Thank you!!! Very helpful and supportive response.
And diving into those intention links now.
Happy if it resonates… ![]()
… but also: do not expect to direct reference to AI Wikis from the links on complex intention. – I put them here mainly in reference of the more general use/presumptions on pure/transparent “intentionality” which one can read out of some comments here (and in other threads).
Then, Alicia Juarrero is a bit closer to questions of acteurs, intentions and (knowledge) systems; but also not in direct reference to PKM or knowledge augmentation…
But again, I am grateful for further hints on literature/material which brings these two intricate aspects (1) intentionality of learners/knowledge collectors and (2) augmented/(semi-)automated knowledge systems (including RAGs, AI Wikis etc) into closer contact and into a more specific discussions…
I expect some of the people propagating such systems, as Andrey Karpathy, must think about these things/implications…
… after all this is all… complex… and we are in the middle of a maelstrom here… ![]()
It’s easier to say that you want to be a millionaire than actually figuring out how to do it, and making it happen.
Let’s just take one of your points: ingest - drop a source. Do you know how much the top models costs? Are you willing to spend 50c on that article about chickens earning more than new grads?
If you have a lot of articles, that’s gonna cost money.
It’s possible, but at what cost.. Not easy.
I have spent the past 10 years or so building up my foundation documents in a general topic area that I am very interested in. I started by transcribing audio and video source manually, translating where necessary, turning everything into markdown documents. Sometime in the last year or so, I thought, what if I start “articles” about subtopics covered in all of this general material. The wikilinks in DEVONthink finally clicked and I started to copy and paste every occurrence of a subtopic in the original documents into various wikilink articles. I have largely completed this work. Now when I place a new markdown document in the original background documents database, it immediately “lights up” with all of the links to the wikilink articles I have placed in a different folder in the same database. It is quite simple to now add new content to the wikilink articles. My next step will be to remove redundancy from the individual articles, since many times it is very similar material that could be summarized and condensed.

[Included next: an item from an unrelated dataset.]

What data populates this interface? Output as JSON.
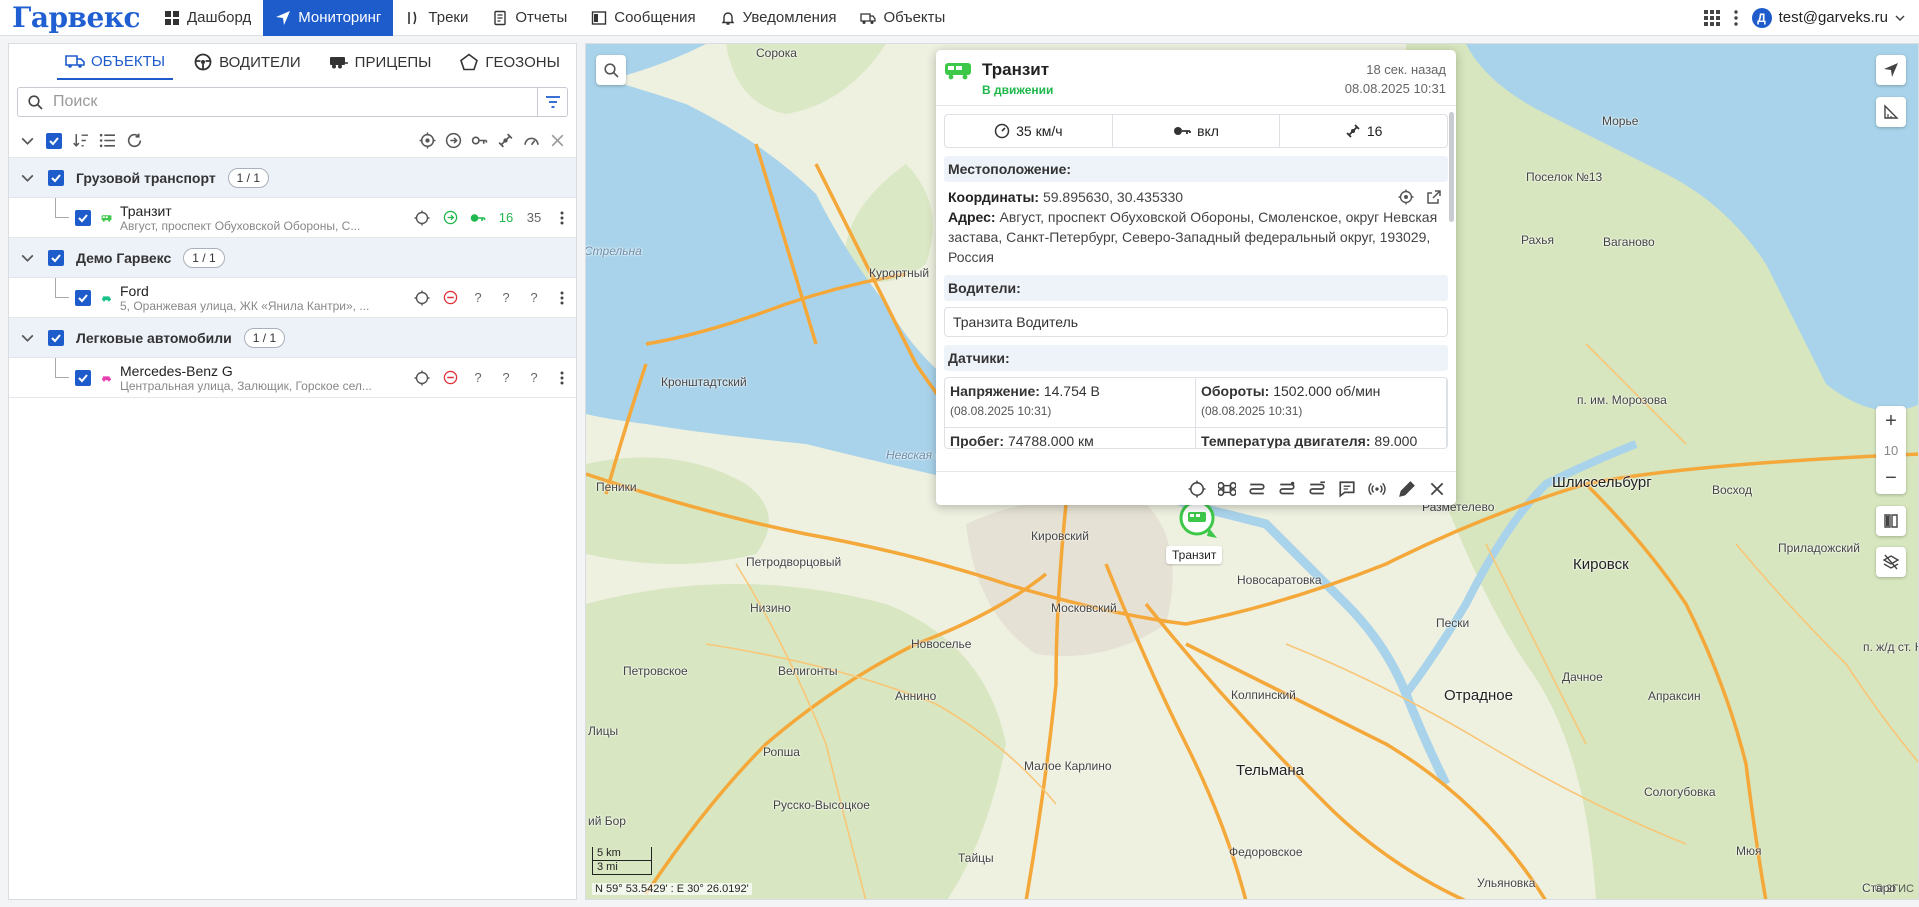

My point to all of this is that now I know the material inside out, sideways, upside down. I am using AI to comment on the wikilink articles, but I can’t see having it summarize them for me. I also use AI to do transcription now and while it is fast, I do miss the time I spent going over the audio painstakingly to hear and understand. I think that this work is the POINT of reading and studying and learning and reflecting. I’m not sure how off-loading to AI will be beneficial to understanding the material. Yes you can query the articles directly, but you can query the background source material directly too. All this to say, while AI definitely has helped pull things together logically, I am not sure there is a benefit to having it (AI) gather and synthesize the original material for my own understanding.
Thanks for this!
Personally, I can sympathize with the core proposition of this just as much as I understand the interest of the OP. For one, I think we live in an age where multiple forms (meanings) of “understanding” (or “expertise” for that matter) proliferate side by side. E.g., the now swelling use of “summarization” often is a very different notion than the “(personal) summary” that one does in learning and really building organic expertise. It’s often more connected to the practice and need (given the swell of information) to find routes to quickly assess and browse large heaps – to then decide where to invest real reading/learning/understanding time.

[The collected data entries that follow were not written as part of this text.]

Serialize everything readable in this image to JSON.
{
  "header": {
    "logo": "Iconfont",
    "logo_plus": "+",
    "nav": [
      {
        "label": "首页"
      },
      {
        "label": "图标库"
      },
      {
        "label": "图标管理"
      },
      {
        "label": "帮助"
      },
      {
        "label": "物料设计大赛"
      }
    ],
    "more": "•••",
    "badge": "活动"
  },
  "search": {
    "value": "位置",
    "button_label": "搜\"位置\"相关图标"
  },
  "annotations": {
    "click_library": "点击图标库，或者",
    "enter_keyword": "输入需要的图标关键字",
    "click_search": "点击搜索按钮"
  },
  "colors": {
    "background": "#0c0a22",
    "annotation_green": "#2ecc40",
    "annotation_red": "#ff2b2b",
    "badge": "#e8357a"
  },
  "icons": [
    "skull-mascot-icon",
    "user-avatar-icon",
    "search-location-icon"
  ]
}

The other thing is, I can totally see a mode of working where I use the power of LLMs to propose a certain form of digest and entry to then personally and more deeply review it and use it as basis for real appropriation. It just gives a headstart so to say – and I can differentiate between such LLM propositions and products inhabited, verified and organically developed by myself. This is quite the same (even if on a higher, denser level) as using the “find” script to list all occurrences of a string, to then browse it and decide which automatically listed entries are really relevant to me and “post-review” them. Otherwise, in a traditional and more dogmatic position on “understanding,” “(contextual) knowing” and “learning” I could also say: only what one finds by themselves is really relevant, legit and worthwhile…

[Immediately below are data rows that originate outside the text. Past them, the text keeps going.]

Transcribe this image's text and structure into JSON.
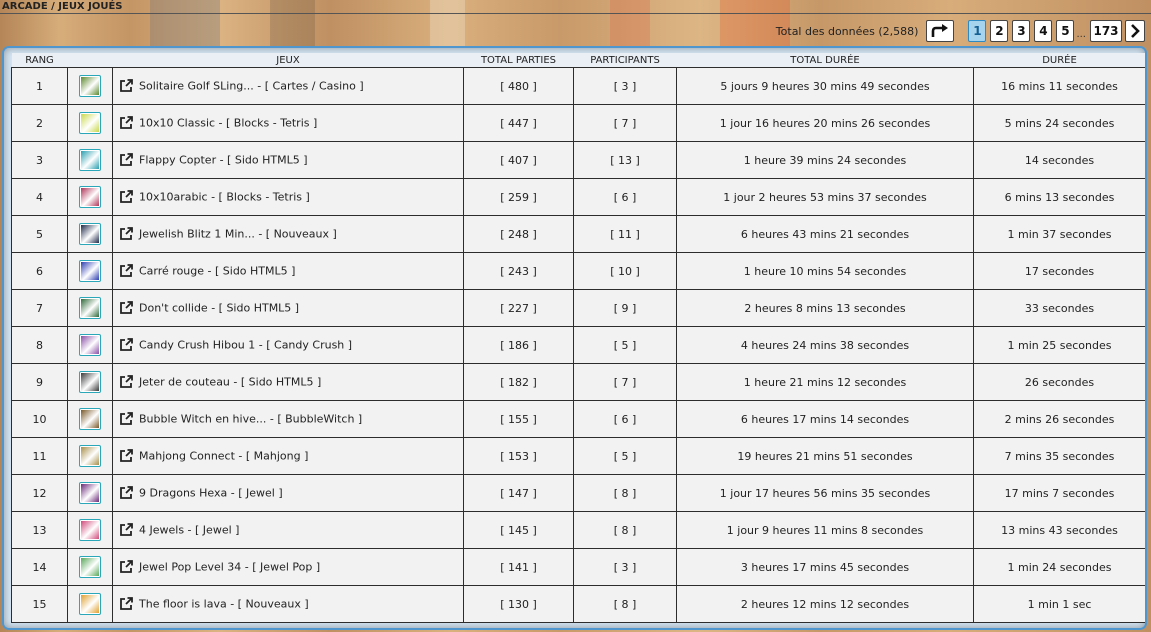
{
  "breadcrumb": "ARCADE / JEUX JOUÉS",
  "pagination": {
    "total_label": "Total des données (2,588)",
    "pages": [
      "1",
      "2",
      "3",
      "4",
      "5"
    ],
    "current": "1",
    "ellipsis": "...",
    "last_page": "173"
  },
  "table": {
    "headers": {
      "rank": "RANG",
      "games": "JEUX",
      "total_plays": "TOTAL PARTIES",
      "participants": "PARTICIPANTS",
      "total_duration": "TOTAL DURÉE",
      "duration": "DURÉE"
    },
    "rows": [
      {
        "rank": "1",
        "game": "Solitaire Golf SLing... - [ Cartes / Casino ]",
        "plays": "[ 480 ]",
        "participants": "[ 3 ]",
        "total_duration": "5 jours 9 heures 30 mins 49 secondes",
        "duration": "16 mins 11 secondes",
        "thumb_color": "#5d8a2f"
      },
      {
        "rank": "2",
        "game": "10x10 Classic - [ Blocks - Tetris ]",
        "plays": "[ 447 ]",
        "participants": "[ 7 ]",
        "total_duration": "1 jour 16 heures 20 mins 26 secondes",
        "duration": "5 mins 24 secondes",
        "thumb_color": "#c9d84a"
      },
      {
        "rank": "3",
        "game": "Flappy Copter - [ Sido HTML5 ]",
        "plays": "[ 407 ]",
        "participants": "[ 13 ]",
        "total_duration": "1 heure 39 mins 24 secondes",
        "duration": "14 secondes",
        "thumb_color": "#2a9fb0"
      },
      {
        "rank": "4",
        "game": "10x10arabic - [ Blocks - Tetris ]",
        "plays": "[ 259 ]",
        "participants": "[ 6 ]",
        "total_duration": "1 jour 2 heures 53 mins 37 secondes",
        "duration": "6 mins 13 secondes",
        "thumb_color": "#b0365a"
      },
      {
        "rank": "5",
        "game": "Jewelish Blitz 1 Min... - [ Nouveaux ]",
        "plays": "[ 248 ]",
        "participants": "[ 11 ]",
        "total_duration": "6 heures 43 mins 21 secondes",
        "duration": "1 min 37 secondes",
        "thumb_color": "#1f2a4a"
      },
      {
        "rank": "6",
        "game": "Carré rouge - [ Sido HTML5 ]",
        "plays": "[ 243 ]",
        "participants": "[ 10 ]",
        "total_duration": "1 heure 10 mins 54 secondes",
        "duration": "17 secondes",
        "thumb_color": "#2d3fb0"
      },
      {
        "rank": "7",
        "game": "Don't collide - [ Sido HTML5 ]",
        "plays": "[ 227 ]",
        "participants": "[ 9 ]",
        "total_duration": "2 heures 8 mins 13 secondes",
        "duration": "33 secondes",
        "thumb_color": "#2f6b3a"
      },
      {
        "rank": "8",
        "game": "Candy Crush Hibou 1 - [ Candy Crush ]",
        "plays": "[ 186 ]",
        "participants": "[ 5 ]",
        "total_duration": "4 heures 24 mins 38 secondes",
        "duration": "1 min 25 secondes",
        "thumb_color": "#8a4fa8"
      },
      {
        "rank": "9",
        "game": "Jeter de couteau - [ Sido HTML5 ]",
        "plays": "[ 182 ]",
        "participants": "[ 7 ]",
        "total_duration": "1 heure 21 mins 12 secondes",
        "duration": "26 secondes",
        "thumb_color": "#3a3a3a"
      },
      {
        "rank": "10",
        "game": "Bubble Witch en hive... - [ BubbleWitch ]",
        "plays": "[ 155 ]",
        "participants": "[ 6 ]",
        "total_duration": "6 heures 17 mins 14 secondes",
        "duration": "2 mins 26 secondes",
        "thumb_color": "#7a5a2a"
      },
      {
        "rank": "11",
        "game": "Mahjong Connect - [ Mahjong ]",
        "plays": "[ 153 ]",
        "participants": "[ 5 ]",
        "total_duration": "19 heures 21 mins 51 secondes",
        "duration": "7 mins 35 secondes",
        "thumb_color": "#a8904a"
      },
      {
        "rank": "12",
        "game": "9 Dragons Hexa - [ Jewel ]",
        "plays": "[ 147 ]",
        "participants": "[ 8 ]",
        "total_duration": "1 jour 17 heures 56 mins 35 secondes",
        "duration": "17 mins 7 secondes",
        "thumb_color": "#6a2a7a"
      },
      {
        "rank": "13",
        "game": "4 Jewels - [ Jewel ]",
        "plays": "[ 145 ]",
        "participants": "[ 8 ]",
        "total_duration": "1 jour 9 heures 11 mins 8 secondes",
        "duration": "13 mins 43 secondes",
        "thumb_color": "#d04a7a"
      },
      {
        "rank": "14",
        "game": "Jewel Pop Level 34 - [ Jewel Pop ]",
        "plays": "[ 141 ]",
        "participants": "[ 3 ]",
        "total_duration": "3 heures 17 mins 45 secondes",
        "duration": "1 min 24 secondes",
        "thumb_color": "#5aa85a"
      },
      {
        "rank": "15",
        "game": "The floor is lava - [ Nouveaux ]",
        "plays": "[ 130 ]",
        "participants": "[ 8 ]",
        "total_duration": "2 heures 12 mins 12 secondes",
        "duration": "1 min 1 sec",
        "thumb_color": "#e0a030"
      }
    ]
  },
  "colors": {
    "panel_border": "#4f96cf",
    "active_page": "#a6d3ee",
    "thumb_border": "#2aa7b8"
  },
  "icons": {
    "go": "go-to-page-arrow-icon",
    "next": "next-page-chevron-icon",
    "external": "external-link-icon"
  }
}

But even though I think the potential value of the automated digestion should not be underestimated (especially given that some personal markers and orientations will permeate and prefigurate by way of good and individual prompts), I do agree with the basic proposition that real “understanding” and in that sense “expertise” cannot be outsourced or finally be delegated to automated systems. So, I do think both stances can actually live alongside each other – and indeed inform and form a shared, higher/richer position…
JMO. ![]()
PS: additional thanks for sketching your system to leverage DT to create a kind of super-“intelligent”/-versatile personal Wiki w/ more minimalist automation approach. I think this is very productive and clever in terms of activating the potentials of the system to leverage it into something that helps augment a personal system very effectively!